Ertesi gün kalktı, bağlamasını aldı, şehirde bulunan öğretmen okuluna yöneldi. İçeri girdi, nöbetçi öğrenciden müzik öğretmeni ile görüşmek istediğini söyledi, öğretmeni buldu, ona durumu anlattı fakat öğretmen de çalmayı bilmiyordu, hayal kırıklığı ile okuldan ayrıldı

Artık önüne gelene; ‘bağlama çalan birini tanıyor musunuz?’ diye soruyordu.

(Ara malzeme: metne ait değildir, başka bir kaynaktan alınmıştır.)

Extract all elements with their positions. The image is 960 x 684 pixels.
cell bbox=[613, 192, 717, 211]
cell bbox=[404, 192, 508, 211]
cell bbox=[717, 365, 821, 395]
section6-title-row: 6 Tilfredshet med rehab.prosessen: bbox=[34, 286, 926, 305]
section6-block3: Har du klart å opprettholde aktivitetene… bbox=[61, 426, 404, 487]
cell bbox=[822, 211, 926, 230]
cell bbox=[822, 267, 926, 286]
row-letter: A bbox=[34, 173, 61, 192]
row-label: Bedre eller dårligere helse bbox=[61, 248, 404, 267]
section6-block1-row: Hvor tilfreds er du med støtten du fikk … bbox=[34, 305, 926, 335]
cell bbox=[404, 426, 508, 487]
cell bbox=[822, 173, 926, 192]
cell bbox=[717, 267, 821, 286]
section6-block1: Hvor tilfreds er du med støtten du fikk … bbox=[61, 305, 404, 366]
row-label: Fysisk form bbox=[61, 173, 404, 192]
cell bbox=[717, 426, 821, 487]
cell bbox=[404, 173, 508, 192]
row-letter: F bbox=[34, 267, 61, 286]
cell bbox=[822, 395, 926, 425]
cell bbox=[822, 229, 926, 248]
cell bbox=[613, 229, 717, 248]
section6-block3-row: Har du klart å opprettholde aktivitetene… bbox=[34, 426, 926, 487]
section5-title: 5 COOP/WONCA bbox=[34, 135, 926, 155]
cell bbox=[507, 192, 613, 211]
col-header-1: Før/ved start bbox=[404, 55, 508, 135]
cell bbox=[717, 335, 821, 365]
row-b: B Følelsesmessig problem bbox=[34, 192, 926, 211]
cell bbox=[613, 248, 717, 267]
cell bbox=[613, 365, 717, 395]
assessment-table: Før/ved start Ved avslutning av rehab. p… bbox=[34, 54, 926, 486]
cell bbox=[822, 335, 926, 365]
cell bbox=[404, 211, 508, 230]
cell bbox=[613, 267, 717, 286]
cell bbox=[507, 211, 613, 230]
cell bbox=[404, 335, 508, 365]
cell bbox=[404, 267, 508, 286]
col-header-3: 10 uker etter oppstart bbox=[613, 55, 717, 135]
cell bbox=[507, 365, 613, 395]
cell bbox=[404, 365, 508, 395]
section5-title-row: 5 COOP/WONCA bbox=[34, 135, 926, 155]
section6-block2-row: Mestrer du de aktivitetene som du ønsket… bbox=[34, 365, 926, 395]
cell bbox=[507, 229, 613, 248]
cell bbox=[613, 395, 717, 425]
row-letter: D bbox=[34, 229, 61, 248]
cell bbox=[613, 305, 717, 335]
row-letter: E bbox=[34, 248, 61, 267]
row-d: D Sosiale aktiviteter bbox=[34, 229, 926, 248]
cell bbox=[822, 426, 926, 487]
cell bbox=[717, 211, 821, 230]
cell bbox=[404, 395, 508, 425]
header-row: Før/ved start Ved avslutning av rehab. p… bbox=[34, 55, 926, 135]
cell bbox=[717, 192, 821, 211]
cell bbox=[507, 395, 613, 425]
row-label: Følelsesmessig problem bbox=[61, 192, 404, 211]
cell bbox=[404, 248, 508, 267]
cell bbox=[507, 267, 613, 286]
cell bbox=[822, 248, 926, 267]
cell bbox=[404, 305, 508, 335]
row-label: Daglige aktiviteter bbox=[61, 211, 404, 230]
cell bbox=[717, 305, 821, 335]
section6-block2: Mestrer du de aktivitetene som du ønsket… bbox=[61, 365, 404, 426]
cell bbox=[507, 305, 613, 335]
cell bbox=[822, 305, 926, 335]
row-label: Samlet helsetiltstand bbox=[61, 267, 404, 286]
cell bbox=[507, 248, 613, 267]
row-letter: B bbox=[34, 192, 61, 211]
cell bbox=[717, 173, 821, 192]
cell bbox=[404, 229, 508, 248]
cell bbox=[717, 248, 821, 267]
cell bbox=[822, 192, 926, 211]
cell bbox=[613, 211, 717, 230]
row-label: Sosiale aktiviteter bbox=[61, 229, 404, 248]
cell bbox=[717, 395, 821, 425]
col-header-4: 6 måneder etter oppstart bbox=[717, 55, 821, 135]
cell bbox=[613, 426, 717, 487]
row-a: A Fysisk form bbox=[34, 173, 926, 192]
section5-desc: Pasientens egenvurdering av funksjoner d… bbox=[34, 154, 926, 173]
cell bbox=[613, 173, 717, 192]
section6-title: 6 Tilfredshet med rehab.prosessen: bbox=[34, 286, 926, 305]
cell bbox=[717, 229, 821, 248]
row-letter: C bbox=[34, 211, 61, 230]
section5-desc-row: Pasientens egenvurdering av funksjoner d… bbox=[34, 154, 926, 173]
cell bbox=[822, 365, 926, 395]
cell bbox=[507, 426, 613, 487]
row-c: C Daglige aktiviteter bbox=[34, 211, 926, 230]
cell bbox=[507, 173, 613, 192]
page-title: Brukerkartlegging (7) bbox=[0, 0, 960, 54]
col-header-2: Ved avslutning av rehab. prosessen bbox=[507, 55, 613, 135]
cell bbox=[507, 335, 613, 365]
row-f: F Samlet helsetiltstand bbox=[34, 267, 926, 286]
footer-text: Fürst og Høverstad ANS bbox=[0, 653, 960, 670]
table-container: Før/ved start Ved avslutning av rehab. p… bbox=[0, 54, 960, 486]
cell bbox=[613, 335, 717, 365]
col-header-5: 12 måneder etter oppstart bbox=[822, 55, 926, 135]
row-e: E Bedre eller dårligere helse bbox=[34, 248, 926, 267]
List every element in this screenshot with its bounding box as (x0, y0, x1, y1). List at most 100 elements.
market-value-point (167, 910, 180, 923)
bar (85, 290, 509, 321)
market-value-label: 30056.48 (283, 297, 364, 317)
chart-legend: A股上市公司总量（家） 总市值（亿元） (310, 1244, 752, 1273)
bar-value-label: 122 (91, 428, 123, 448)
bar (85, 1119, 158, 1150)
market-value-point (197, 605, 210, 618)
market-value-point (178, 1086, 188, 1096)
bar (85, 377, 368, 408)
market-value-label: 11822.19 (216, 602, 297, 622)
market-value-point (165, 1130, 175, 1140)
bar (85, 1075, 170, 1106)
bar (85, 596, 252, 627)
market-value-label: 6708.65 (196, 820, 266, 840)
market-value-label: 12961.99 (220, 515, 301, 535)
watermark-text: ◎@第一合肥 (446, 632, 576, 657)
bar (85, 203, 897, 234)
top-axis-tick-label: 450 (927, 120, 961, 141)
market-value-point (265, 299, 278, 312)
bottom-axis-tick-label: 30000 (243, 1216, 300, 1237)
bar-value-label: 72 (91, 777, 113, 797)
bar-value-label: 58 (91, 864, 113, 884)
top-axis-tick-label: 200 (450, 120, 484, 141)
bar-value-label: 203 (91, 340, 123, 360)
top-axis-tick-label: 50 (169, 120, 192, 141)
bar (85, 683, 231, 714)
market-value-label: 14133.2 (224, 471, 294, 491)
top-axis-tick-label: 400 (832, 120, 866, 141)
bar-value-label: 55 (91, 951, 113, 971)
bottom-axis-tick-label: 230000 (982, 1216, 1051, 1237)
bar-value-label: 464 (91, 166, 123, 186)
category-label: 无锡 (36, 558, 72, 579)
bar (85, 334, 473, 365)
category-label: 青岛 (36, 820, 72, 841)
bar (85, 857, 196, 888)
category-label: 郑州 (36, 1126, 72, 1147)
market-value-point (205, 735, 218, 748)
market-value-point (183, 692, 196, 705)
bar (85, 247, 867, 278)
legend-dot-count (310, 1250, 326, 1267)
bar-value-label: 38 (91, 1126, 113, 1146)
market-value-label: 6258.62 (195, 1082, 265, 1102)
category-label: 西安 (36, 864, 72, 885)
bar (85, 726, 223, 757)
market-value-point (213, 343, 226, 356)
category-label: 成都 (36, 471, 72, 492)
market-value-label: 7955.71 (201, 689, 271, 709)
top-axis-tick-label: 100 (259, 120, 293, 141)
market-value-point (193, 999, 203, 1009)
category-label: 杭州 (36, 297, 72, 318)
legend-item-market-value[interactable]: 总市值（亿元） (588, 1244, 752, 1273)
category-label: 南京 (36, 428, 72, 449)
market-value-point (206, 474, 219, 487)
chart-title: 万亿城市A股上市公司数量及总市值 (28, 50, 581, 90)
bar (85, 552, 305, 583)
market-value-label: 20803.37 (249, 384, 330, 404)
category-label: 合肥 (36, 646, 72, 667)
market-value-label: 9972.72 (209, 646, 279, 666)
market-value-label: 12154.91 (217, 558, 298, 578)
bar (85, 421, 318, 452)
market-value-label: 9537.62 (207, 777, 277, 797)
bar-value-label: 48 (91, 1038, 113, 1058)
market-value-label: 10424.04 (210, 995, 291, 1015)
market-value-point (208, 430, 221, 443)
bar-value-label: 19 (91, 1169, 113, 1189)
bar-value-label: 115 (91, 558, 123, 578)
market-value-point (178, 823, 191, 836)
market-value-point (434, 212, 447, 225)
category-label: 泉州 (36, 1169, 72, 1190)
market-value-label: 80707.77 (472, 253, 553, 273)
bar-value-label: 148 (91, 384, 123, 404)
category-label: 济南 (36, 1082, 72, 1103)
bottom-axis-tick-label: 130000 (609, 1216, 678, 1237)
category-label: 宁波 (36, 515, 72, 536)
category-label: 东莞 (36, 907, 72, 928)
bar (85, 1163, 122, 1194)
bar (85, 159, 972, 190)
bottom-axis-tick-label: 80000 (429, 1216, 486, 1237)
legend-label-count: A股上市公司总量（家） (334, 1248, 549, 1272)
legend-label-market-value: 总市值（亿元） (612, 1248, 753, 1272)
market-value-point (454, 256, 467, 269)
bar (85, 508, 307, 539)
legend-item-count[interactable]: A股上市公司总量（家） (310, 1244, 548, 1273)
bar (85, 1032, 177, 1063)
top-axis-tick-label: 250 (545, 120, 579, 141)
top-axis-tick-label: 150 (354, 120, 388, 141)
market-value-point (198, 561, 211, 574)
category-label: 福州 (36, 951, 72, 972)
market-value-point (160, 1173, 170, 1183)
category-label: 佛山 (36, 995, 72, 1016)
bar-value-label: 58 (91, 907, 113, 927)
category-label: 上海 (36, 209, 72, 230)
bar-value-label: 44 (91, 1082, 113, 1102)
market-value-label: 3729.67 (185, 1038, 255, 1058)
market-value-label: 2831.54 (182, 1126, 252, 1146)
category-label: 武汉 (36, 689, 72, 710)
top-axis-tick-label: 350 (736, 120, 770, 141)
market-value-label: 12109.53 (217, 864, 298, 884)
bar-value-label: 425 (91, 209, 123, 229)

Olumlu cevap veren olursa hemen o kişiyi buluyor, ondan yardım istiyordu

Sadece kişilerden öğrenmeye de çalışmıyordu, bağlama ile ilgili kitaplar buluyor, okuyor, anlamaya çalışıyor, kitaptan öğrendiklerini uygulamak için çalışıyor, çoğu zaman başaramıyor, başaramadığı zaman da kendine kızıyordu.

Aradan yıllar geçti

Tüm bu gayretlerin sonucunda bağlama çalmayı öğrenmişti, işten çıkınca doğru evin yolunu tutuyor, sazı eline alıyor, çıkan nağmelerle sanki başka dünyalara gidiyordu.

Bir süre sonra yeni bir bağlama daha aldı

Daha bir şevkle çalışmaya başladı

Sanki ikinci işi idi

İşyerinde çalışırken aklı hep sazında oluyor, hemen akşam olmasını istiyor, bir an önce o tatlı nağmelerin ruhuna dolması için sabırsızlanıyordu.

Mutluydu

Arkadaşları ona; ‘şurada saza ihtiyaç var, çalar mısın?’ diyorlar, onları kırmıyor, hemen oraya koşuyordu.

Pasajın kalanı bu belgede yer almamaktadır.